Scrape years 2020 and up

schemeorg-community / schemeworkshop.org

The schemeworkshop.org website (without papers)

https://www.schemeworkshop.org

1 stars 0 forks source link

Scrape years 2020 and up #3

Open lassik opened 3 months ago

lassik commented 3 months ago

Starting in 2020, the Workshop's website is the ICFP subsite at icfpYY.sigplan.org/home/scheme-YYYY.

@jasonhemann Do you know of a standard way to scrape local copies of these sites, or should we just do manual labor?

jasonhemann commented 3 months ago

I know they're all built using conf.researchr.org, but I don't know any more effective or automatic way to get that data than what you're describing.

jasonhemann commented 2 months ago

This is now cloaseable IIUC b/c @lassik found a good way to handle this.

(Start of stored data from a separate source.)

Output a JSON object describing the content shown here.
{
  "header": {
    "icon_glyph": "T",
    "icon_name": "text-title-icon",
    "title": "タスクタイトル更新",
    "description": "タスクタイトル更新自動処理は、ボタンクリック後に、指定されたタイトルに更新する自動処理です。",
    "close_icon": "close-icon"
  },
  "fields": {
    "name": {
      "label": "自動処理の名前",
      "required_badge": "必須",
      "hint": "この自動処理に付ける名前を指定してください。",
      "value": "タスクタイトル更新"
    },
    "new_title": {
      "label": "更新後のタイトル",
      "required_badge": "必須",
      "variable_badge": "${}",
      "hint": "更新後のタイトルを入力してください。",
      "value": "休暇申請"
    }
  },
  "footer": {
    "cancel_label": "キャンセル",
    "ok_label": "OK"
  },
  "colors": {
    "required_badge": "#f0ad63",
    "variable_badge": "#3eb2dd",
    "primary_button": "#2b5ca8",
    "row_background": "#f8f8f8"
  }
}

lassik commented 2 months ago

Yes. I emailed the conf.researchr.org maintainers and they suggested a built-in feature that helps us do a decent job.

I'll take care of this.

lassik commented 1 week ago

It' s harder than I thought. The static HTML served by conf.researchr.org still depends quite heavily on JavaScript and fetches various files from the ICFP site. It is a local copy in name only. The good thing is that it only fetches static assets from the server. AFAICT it does not make database queries.

Nevertheless, I'd prefer that someone write a program that converts the static HTML to JS-free HTML. This doesn't look too hard, but we are all pressed for time.

lassik commented 1 week ago

@jasonhemann If you have a few spare cycles, we could try writing such a scraper together. If I have to do it by myself, it will take an unbounded amount of time.

Do you know what programming language conf.researchr.org is written in? I can't find the source. We could write the scraper in that language in the hopes that other people will maintain it. I envision a 500-line Python script.

jcubic commented 1 week ago

This should not be hard if you use fake browser like Puppeteer that open the page and run any JavaScript. I asked chatGPT:

Can you use Puppetier to scrap rendered HTML from a website that use JavaScript

const puppeteer = require('puppeteer');

(async () => {
  const browser = await puppeteer.launch();
  const page = await browser.newPage();

  // Navigate to the website
  await page.goto('https://example.com', {
    waitUntil: 'networkidle2' // Wait for the network to be idle
  });

  // Get the rendered HTML content
  const content = await page.content();

  console.log(content);

  await browser.close();
})();

This is a relatively simple task, so you should be able to use ChatGPT to generate the code for you with a bit of modifications.